Nevertheless, it seems that in terms of his symbolic and artistic abilities, Heidelberg man fell short of what modern human beings could do. To quote Dubreuil again:
The relative stability of the PFC [prefrontal cortex] during the last 500,000 years can be contrasted with changes in other brain areas. One of the most distinctive features of Homo sapiens’ cranium morphology is its overall more globular structure. This globularization of Homo sapiens’ cranium occurred between 300, and 100,000 years ago and has been associated with the relative enlargement of the temporal and/or parietal lobes (Lieberman et al. 2002; Bruner et al. 2003; Bruner 2004, 2007; Lieberman 2008). (p. 67)
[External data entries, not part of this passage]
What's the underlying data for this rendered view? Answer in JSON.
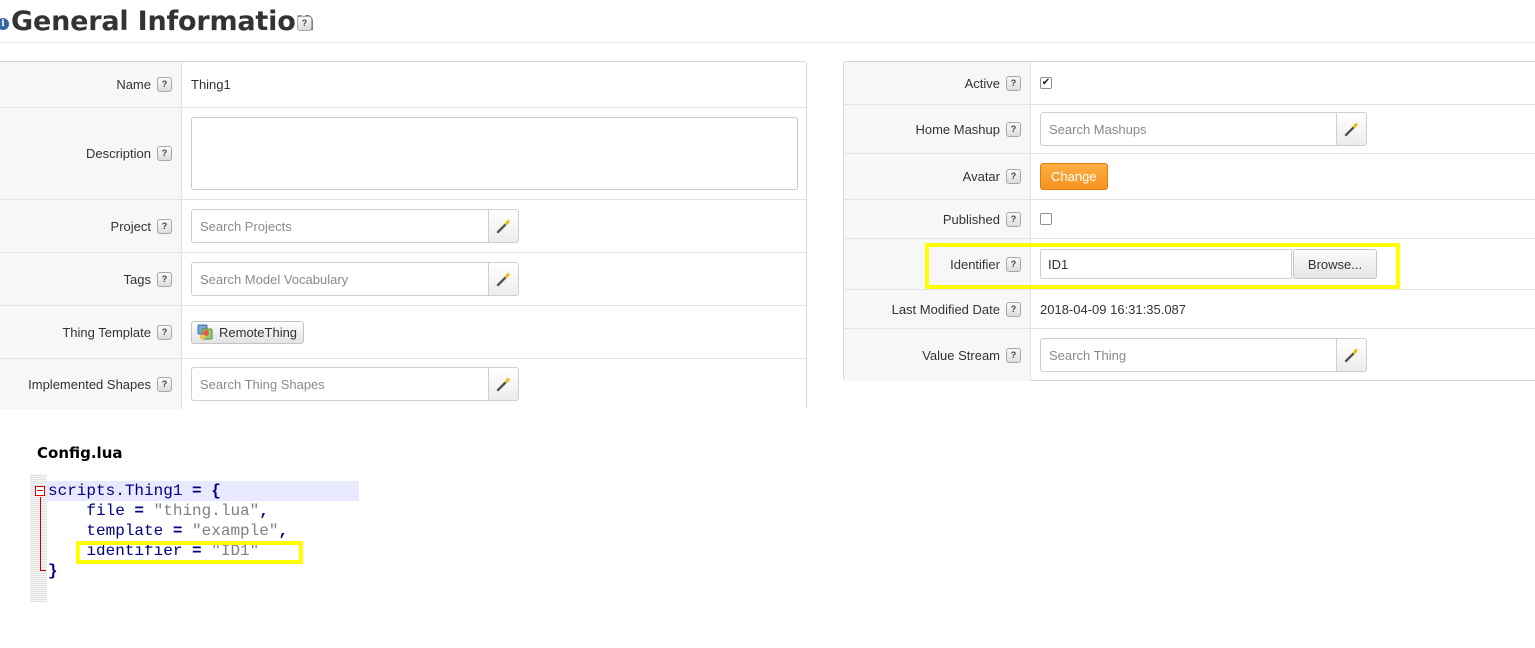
{
  "header": {
    "info_icon": "i",
    "title": "General Information",
    "help": "?"
  },
  "left_panel": {
    "rows": [
      {
        "label": "Name",
        "value": "Thing1"
      },
      {
        "label": "Description",
        "value": ""
      },
      {
        "label": "Project",
        "placeholder": "Search Projects"
      },
      {
        "label": "Tags",
        "placeholder": "Search Model Vocabulary"
      },
      {
        "label": "Thing Template",
        "value": "RemoteThing"
      },
      {
        "label": "Implemented Shapes",
        "placeholder": "Search Thing Shapes"
      }
    ]
  },
  "right_panel": {
    "rows": [
      {
        "label": "Active",
        "checked": true,
        "check_glyph": "✔"
      },
      {
        "label": "Home Mashup",
        "placeholder": "Search Mashups"
      },
      {
        "label": "Avatar",
        "button": "Change"
      },
      {
        "label": "Published",
        "checked": false
      },
      {
        "label": "Identifier",
        "value": "ID1",
        "button": "Browse..."
      },
      {
        "label": "Last Modified Date",
        "value": "2018-04-09 16:31:35.087"
      },
      {
        "label": "Value Stream",
        "placeholder": "Search Thing"
      }
    ]
  },
  "code": {
    "title": "Config.lua",
    "lines": [
      {
        "a": "scripts.Thing1",
        "op": "=",
        "b": "{"
      },
      {
        "a": "    file",
        "op": "=",
        "s": "\"thing.lua\"",
        "c": ","
      },
      {
        "a": "    template",
        "op": "=",
        "s": "\"example\"",
        "c": ","
      },
      {
        "a": "    identifier",
        "op": "=",
        "s": "\"ID1\""
      },
      {
        "a": "}"
      }
    ]
  },
  "icons": {
    "help": "help-icon",
    "wand": "magic-wand-icon",
    "template": "thing-template-icon",
    "info": "info-icon",
    "fold": "fold-collapse-icon"
  },
  "colors": {
    "highlight": "#ffff00",
    "accent_orange": "#f7a133",
    "panel_label_bg": "#f7f7f7",
    "lua_keyword": "#000080",
    "lua_string": "#808080",
    "fold_marker": "#cc0000"
  }
}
The temporoparietal cortex is certainly involved in many complex cognitive tasks. It plays a central role in attention shifting, perspective taking, episodic memory, and theory of mind (as mentioned in Section “The role of perspective taking”), as well as in complex categorization and semantic processing (that is where Wernicke’s area is located)…
I have argued elsewhere (Dubreuil 2008; Henshilwood and Dubreuil 2009) that a change in the attentional abilities underlying perspective taking and high-level theory of mind best explains the behavioral changes associated with modern Homo sapiens, including the evolution of symbolic and artistic components in material culture. (p. 68)
So there we have it. The human brain is “fearfully and wonderfully made,” in the words of Psalm 139. It is extremely doubtful whether prideful man, with his much-vaunted Internet, will ever approach the level of skill and complexity shown by the Intelligent Designer who carefully engineered his brain, over a period of several million years.